Whereas progress to reduce this is being made by improving the energy performance of new build properties, we must face the huge challenge of addressing existing, older inefficient properties, many of which will still be standing and occupied by 2050.
Such inefficient homes account for more than 90% of the existing housing stock, which highlights the importance of adapting them to suit 21st century living. Improving the thermal efficiency of existing properties will not only help meet the challenges of climate change, it will help householders tackle rising fuel costs, encourage well being and a provide a healthier living environment.
As part of Huntingdonshire District Council’s commitment to reduce carbon emissions and tackle climate change, we have purchased two properties, which will be ‘sustainably’ refurbished and opened up to the public as demonstration homes.

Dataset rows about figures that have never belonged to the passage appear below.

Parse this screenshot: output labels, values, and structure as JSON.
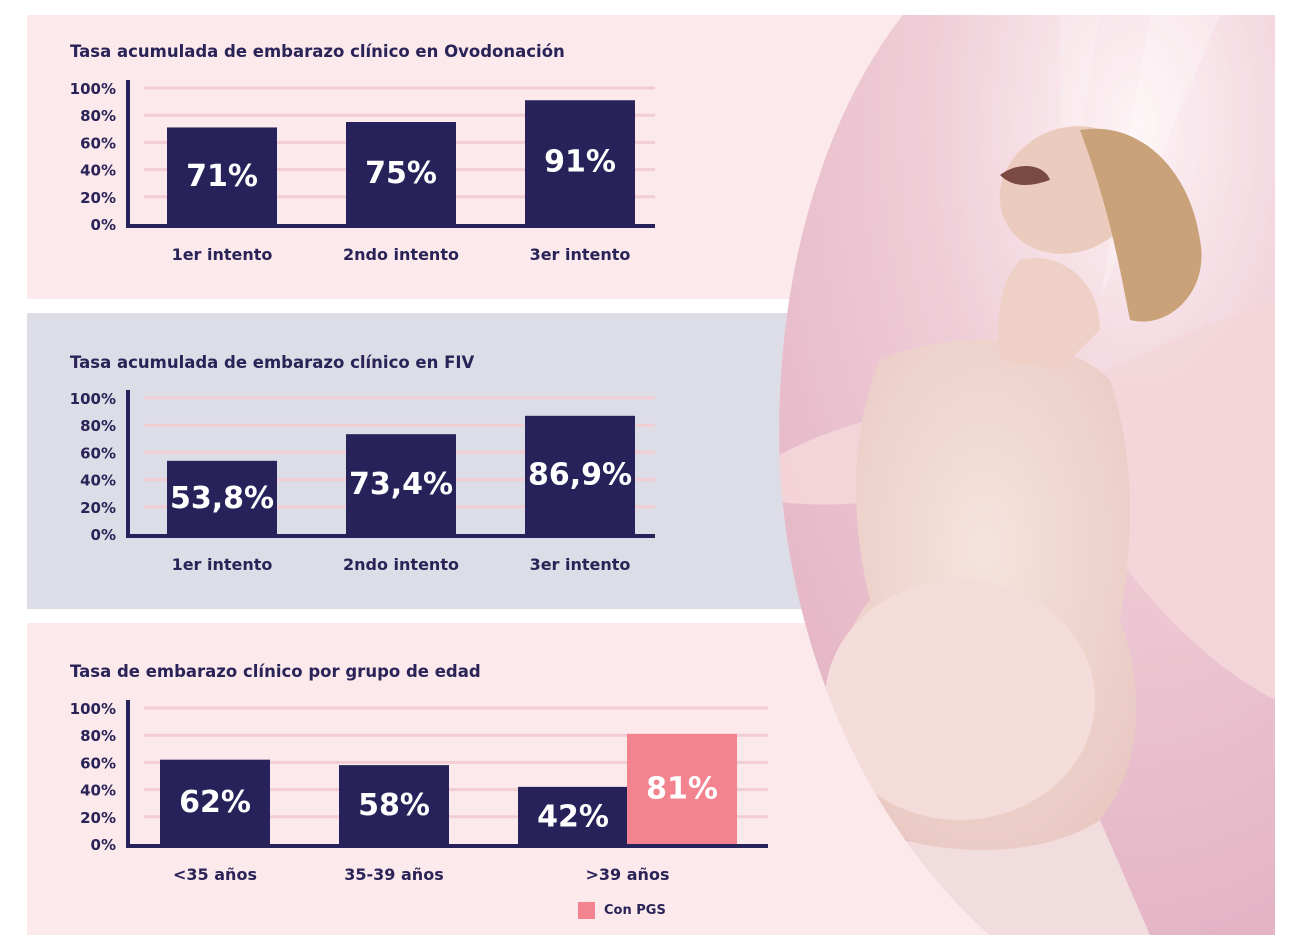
{
  "colors": {
    "bar": "#27235a",
    "pgs_bar": "#f2838f",
    "grid": "#f2cdd4",
    "axis": "#27235a",
    "text": "#2a2357",
    "value_text": "#ffffff"
  },
  "chart_data": [
    {
      "type": "bar",
      "title": "Tasa acumulada de embarazo clínico en Ovodonación",
      "categories": [
        "1er intento",
        "2ndo intento",
        "3er intento"
      ],
      "series": [
        {
          "values": [
            71,
            75,
            91
          ]
        }
      ],
      "value_labels": [
        "71%",
        "75%",
        "91%"
      ],
      "yticks": [
        "0%",
        "20%",
        "40%",
        "60%",
        "80%",
        "100%"
      ],
      "ylim": [
        0,
        100
      ],
      "grid": true
    },
    {
      "type": "bar",
      "title": "Tasa acumulada de embarazo clínico en FIV",
      "categories": [
        "1er intento",
        "2ndo intento",
        "3er intento"
      ],
      "series": [
        {
          "values": [
            53.8,
            73.4,
            86.9
          ]
        }
      ],
      "value_labels": [
        "53,8%",
        "73,4%",
        "86,9%"
      ],
      "yticks": [
        "0%",
        "20%",
        "40%",
        "60%",
        "80%",
        "100%"
      ],
      "ylim": [
        0,
        100
      ],
      "grid": true
    },
    {
      "type": "bar",
      "title": "Tasa de embarazo clínico por grupo de edad",
      "categories": [
        "<35 años",
        "35-39 años",
        ">39 años"
      ],
      "series": [
        {
          "values": [
            62,
            58,
            42
          ]
        },
        {
          "name": "Con PGS",
          "values": [
            null,
            null,
            81
          ]
        }
      ],
      "value_labels": [
        [
          "62%",
          "58%",
          "42%"
        ],
        [
          null,
          null,
          "81%"
        ]
      ],
      "yticks": [
        "0%",
        "20%",
        "40%",
        "60%",
        "80%",
        "100%"
      ],
      "ylim": [
        0,
        100
      ],
      "grid": true,
      "legend": {
        "position": "bottom",
        "label": "Con PGS"
      }
    }
  ]
}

In Huntingdonshire approximately 67,000 homes are privately owned. There is huge potential to improve the energy and water efficiency of the properties, which will help to reduce the district’s carbon footprint and bring existing homes up to a higher level of environmental performance.
The UK Government is committed to reducing carbon emissions by 80% by the year 2050.
If we are to reduce our carbon emissions and help slow down the effects of climate change we need a step change in our thinking – the way we live, travel and refurbish our properties plays a major part in that. It’s important for the Green House Project to demonstrate and influence sustainable refurbishment and to encourage a ‘low carbon lifestyle’.
The district council is working with the Building Research Establishment (BRE), whose expertise and guidance is integral to the project. The BRE will be providing the specifications for the improvements, which will be based around the results of extensive thermal and acoustic testing which has already been undertaken in both of the houses.
The Green House Project will take a ‘whole house’ approach to refurbishment, starting with the building fabric and insulation, windows, heating systems, ventilation, water efficiency measures and the installation of renewable energy technology including solar thermal for hot water and solar photovoltaics (PV) for energy.